Center for Hearing and Deafness, State University of New York at Buffalo, Buffalo, NY, USA.
Neurobiol Aging. 2012 Aug;33(8):1842.e1-14. doi: 10.1016/j.neurobiolaging.2011.12.027. Epub 2012 Feb 1.
The biological mechanisms that give rise to age-related hearing loss (ARHL) are still poorly understood. However, there is growing recognition that oxidative stress may be an important factor. To address this issue, we measured the changes in the expression of cochlear oxidative stress and antioxidant defense-related genes in young (2 months old), middle-aged (12 months old), and old (21-25 months old) Fischer 344/NHsd (F344/NHsd) rats and compared gene expression changes with ARHL. A quantitative real-time reverse transcription polymerase chain reaction array revealed a significant age-related downregulation of only 1 gene, stearoyl-coenzyme A desaturase 1, and upregulation of 12 genes: 24-dehydrocholesterol reductase; aminoadipate-semialdehyde synthase; cytoglobin; dual oxidase 2; glutathione peroxidase 3; glutathione peroxidase 6; glutathione S-transferase, kappa 1; glutathione reductase; nicotinamide adenine dinucleotide phosphate (NAD(P)H) dehydrogenase, quinone 1; solute carrier Family 38, Member 5; thioredoxin interacting protein; and vimentin. Statistical analyses revealed significant correlations between gene expression and auditory function in 8 genes. Our results identified specific subsets of oxidative stress genes that appear to play an important role in ARHL in the Fischer 344/NHsd rat.

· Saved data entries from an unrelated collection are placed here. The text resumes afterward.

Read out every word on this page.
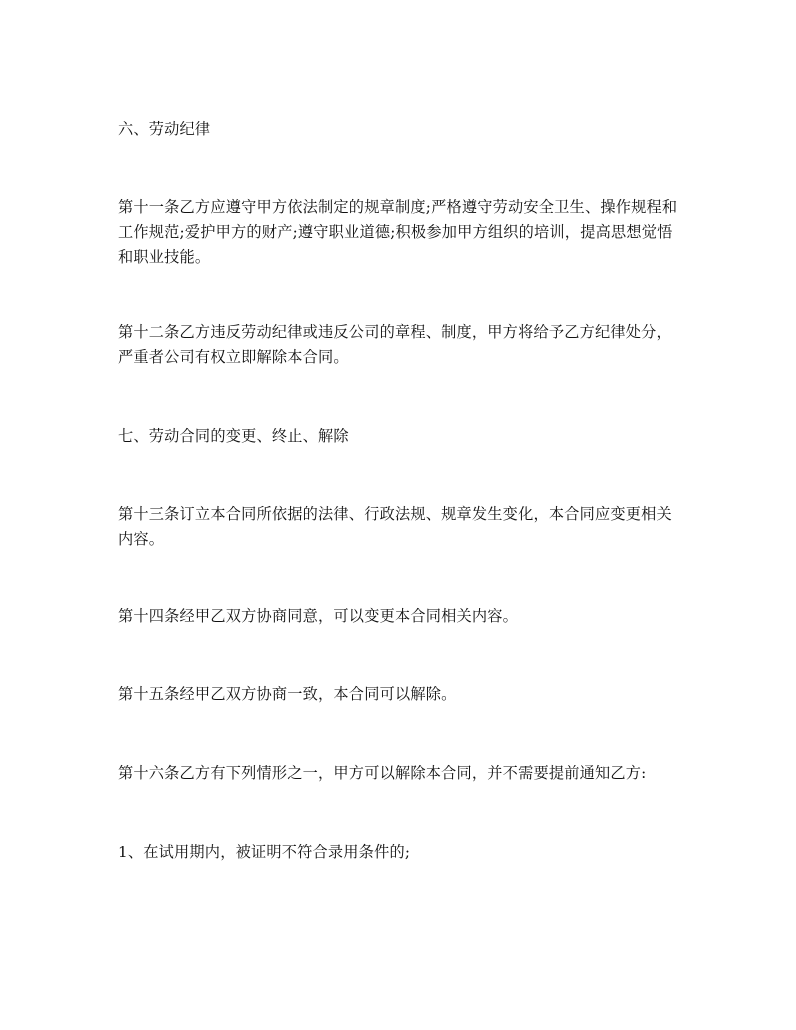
六、劳动纪律

第十一条乙方应遵守甲方依法制定的规章制度;严格遵守劳动安全卫生、操作规程和工作规范;爱护甲方的财产;遵守职业道德;积极参加甲方组织的培训，提高思想觉悟和职业技能。

第十二条乙方违反劳动纪律或违反公司的章程、制度，甲方将给予乙方纪律处分，严重者公司有权立即解除本合同。

七、劳动合同的变更、终止、解除

第十三条订立本合同所依据的法律、行政法规、规章发生变化，本合同应变更相关内容。

第十四条经甲乙双方协商同意，可以变更本合同相关内容。

第十五条经甲乙双方协商一致，本合同可以解除。

第十六条乙方有下列情形之一，甲方可以解除本合同，并不需要提前通知乙方:

1、在试用期内，被证明不符合录用条件的;
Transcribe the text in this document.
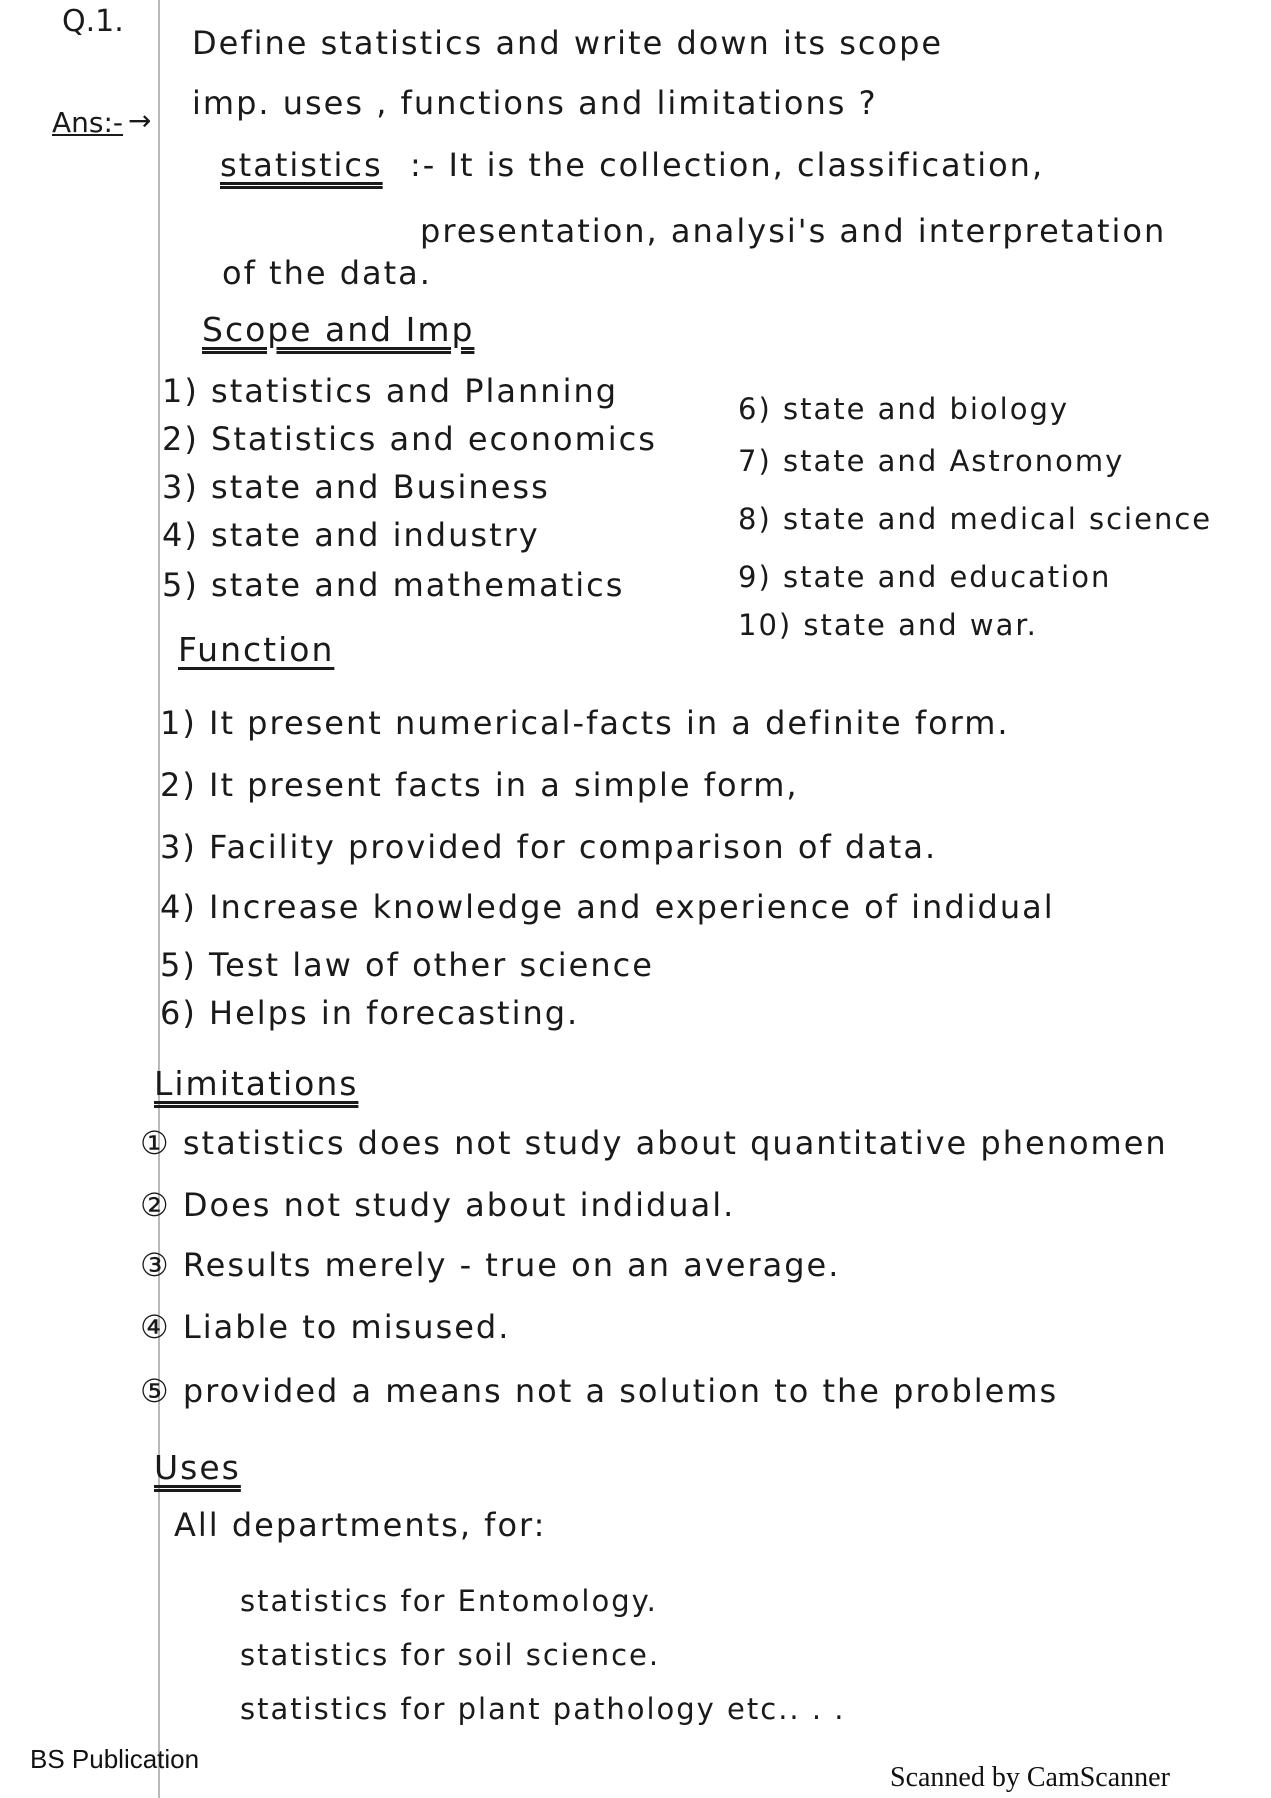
Q.1.
Define statistics and write down its scope
imp. uses , functions and limitations ?
Ans:- →
statistics :- It is the collection, classification,
presentation, analysi's and interpretation
of the data.
Scope and Imp
1) statistics and Planning
2) Statistics and economics
3) state and Business
4) state and industry
5) state and mathematics
6) state and biology
7) state and Astronomy
8) state and medical science
9) state and education
10) state and war.
Function
1) It present numerical-facts in a definite form.
2) It present facts in a simple form,
3) Facility provided for comparison of data.
4) Increase knowledge and experience of indidual
5) Test law of other science
6) Helps in forecasting.
Limitations
① statistics does not study about quantitative phenomen
② Does not study about indidual.
③ Results merely - true on an average.
④ Liable to misused.
⑤ provided a means not a solution to the problems
Uses
All departments, for:
statistics for Entomology.
statistics for soil science.
statistics for plant pathology etc.. . .
BS Publication
Scanned by CamScanner
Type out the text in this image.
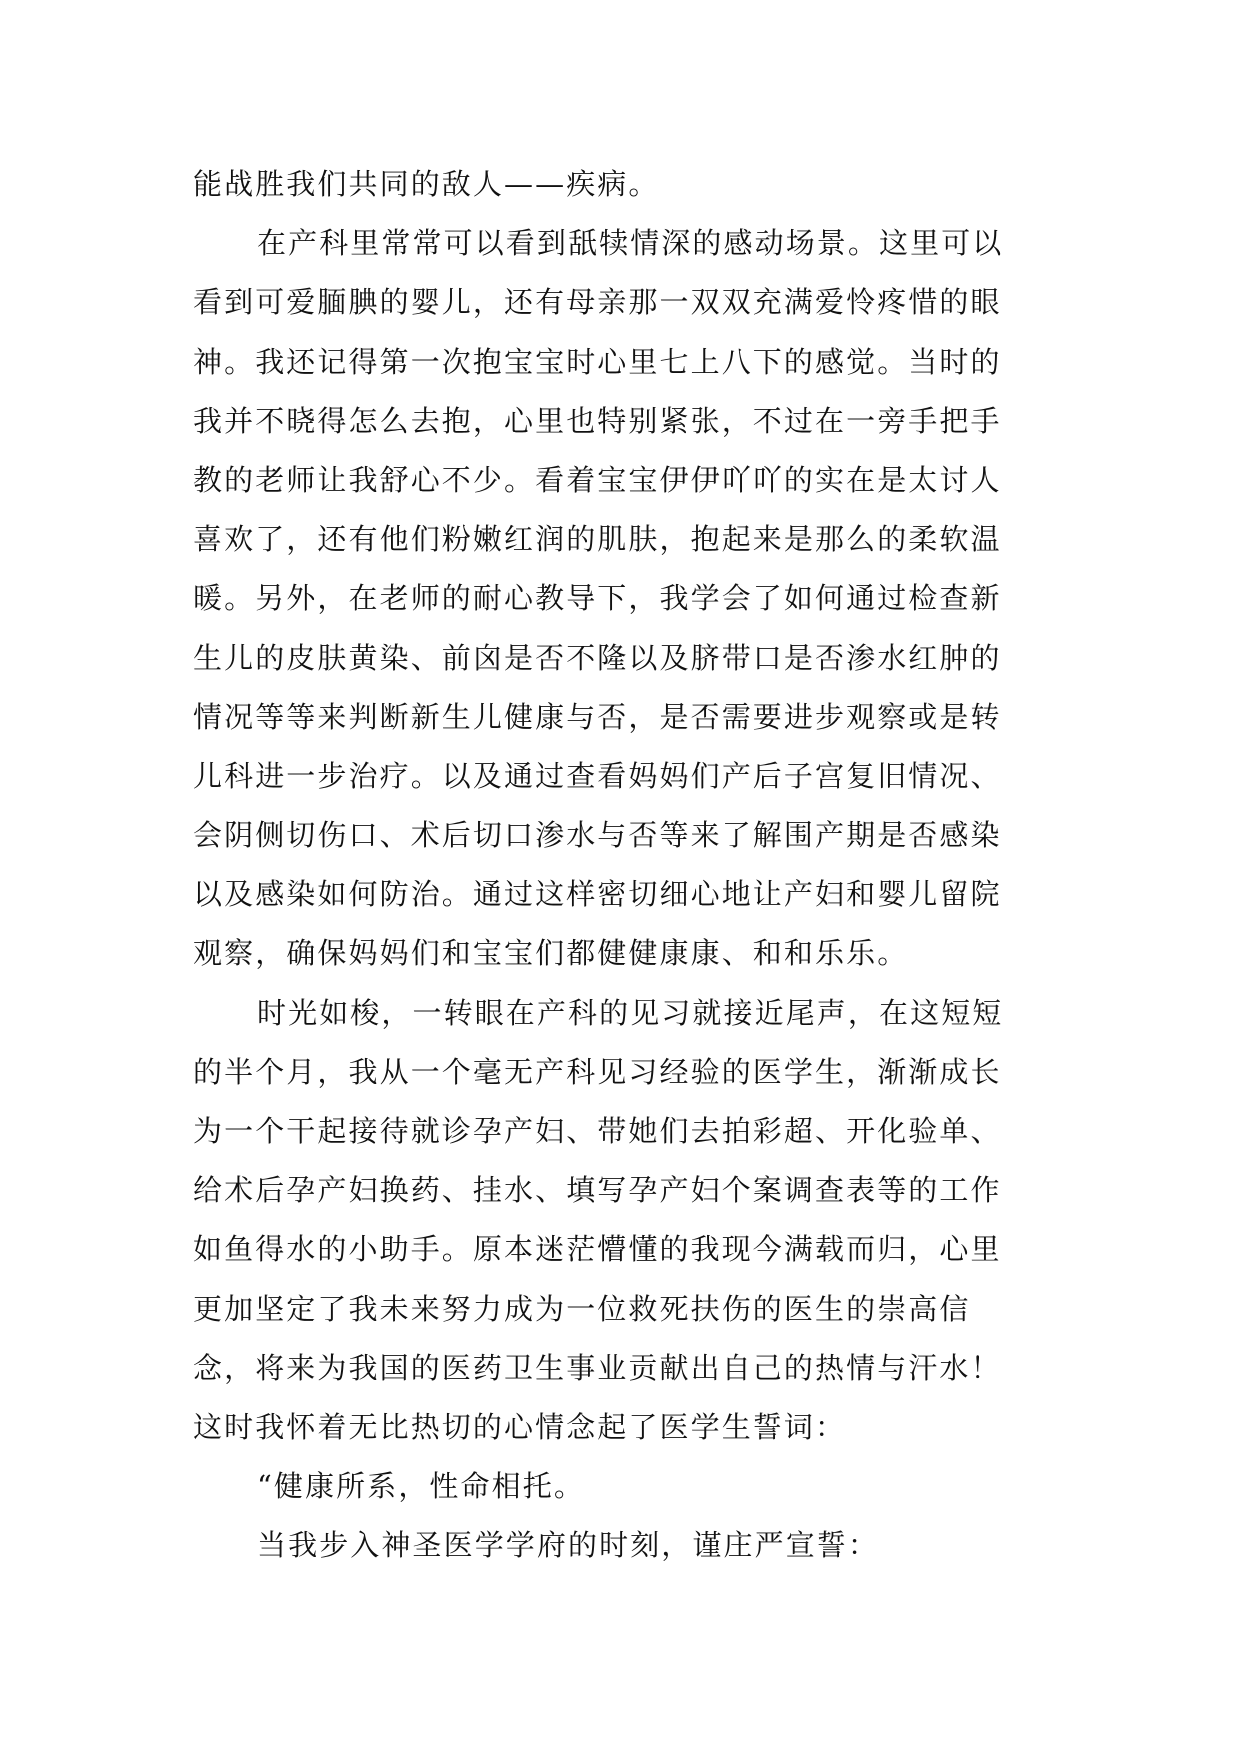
能战胜我们共同的敌人——疾病。
在产科里常常可以看到舐犊情深的感动场景。这里可以
看到可爱腼腆的婴儿，还有母亲那一双双充满爱怜疼惜的眼
神。我还记得第一次抱宝宝时心里七上八下的感觉。当时的
我并不晓得怎么去抱，心里也特别紧张，不过在一旁手把手
教的老师让我舒心不少。看着宝宝伊伊吖吖的实在是太讨人
喜欢了，还有他们粉嫩红润的肌肤，抱起来是那么的柔软温
暖。另外，在老师的耐心教导下，我学会了如何通过检查新
生儿的皮肤黄染、前囟是否不隆以及脐带口是否渗水红肿的
情况等等来判断新生儿健康与否，是否需要进步观察或是转
儿科进一步治疗。以及通过查看妈妈们产后子宫复旧情况、
会阴侧切伤口、术后切口渗水与否等来了解围产期是否感染
以及感染如何防治。通过这样密切细心地让产妇和婴儿留院
观察，确保妈妈们和宝宝们都健健康康、和和乐乐。
时光如梭，一转眼在产科的见习就接近尾声，在这短短
的半个月，我从一个毫无产科见习经验的医学生，渐渐成长
为一个干起接待就诊孕产妇、带她们去拍彩超、开化验单、
给术后孕产妇换药、挂水、填写孕产妇个案调查表等的工作
如鱼得水的小助手。原本迷茫懵懂的我现今满载而归，心里
更加坚定了我未来努力成为一位救死扶伤的医生的崇高信
念，将来为我国的医药卫生事业贡献出自己的热情与汗水！
这时我怀着无比热切的心情念起了医学生誓词：
“健康所系，性命相托。
当我步入神圣医学学府的时刻，谨庄严宣誓：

导致与年龄相关的听力损失(ARHL)的生物学机制仍知之甚少。然而,人们越来越认识到氧化应激可能是一个重要因素。为了解决这个问题,我们测量了年轻(2 个月大)、中年(12 个月大)和老年(21-25 个月大)Fischer 344/NHsd(F344/NHsd)大鼠耳蜗氧化应激和抗氧化防御相关基因表达的变化,并将基因表达变化与 ARHL 进行了比较。实时定量逆转录聚合酶链反应(qRT-PCR)阵列显示,只有 1 个基因,即硬脂酰辅酶 A 去饱和酶 1,表现出显著的年龄相关性下调,而 12 个基因则表现出上调:24-去氢胆固醇还原酶;天冬氨酸半醛合酶;细胞色素 b;双氧化酶 2;谷胱甘肽过氧化物酶 3;谷胱甘肽过氧化物酶 6;谷胱甘肽 S-转移酶,κ1;谷胱甘肽还原酶;烟酰胺腺嘌呤二核苷酸磷酸(NAD(P)H)脱氢酶醌 1;溶质载体家族 38 成员 5;硫氧还蛋白相互作用蛋白;和波形蛋白。统计分析显示,8 个基因的基因表达与听觉功能之间存在显著相关性。我们的研究结果确定了特定的氧化应激基因亚群,这些基因似乎在 Fischer 344/NHsd 大鼠的 ARHL 中发挥重要作用。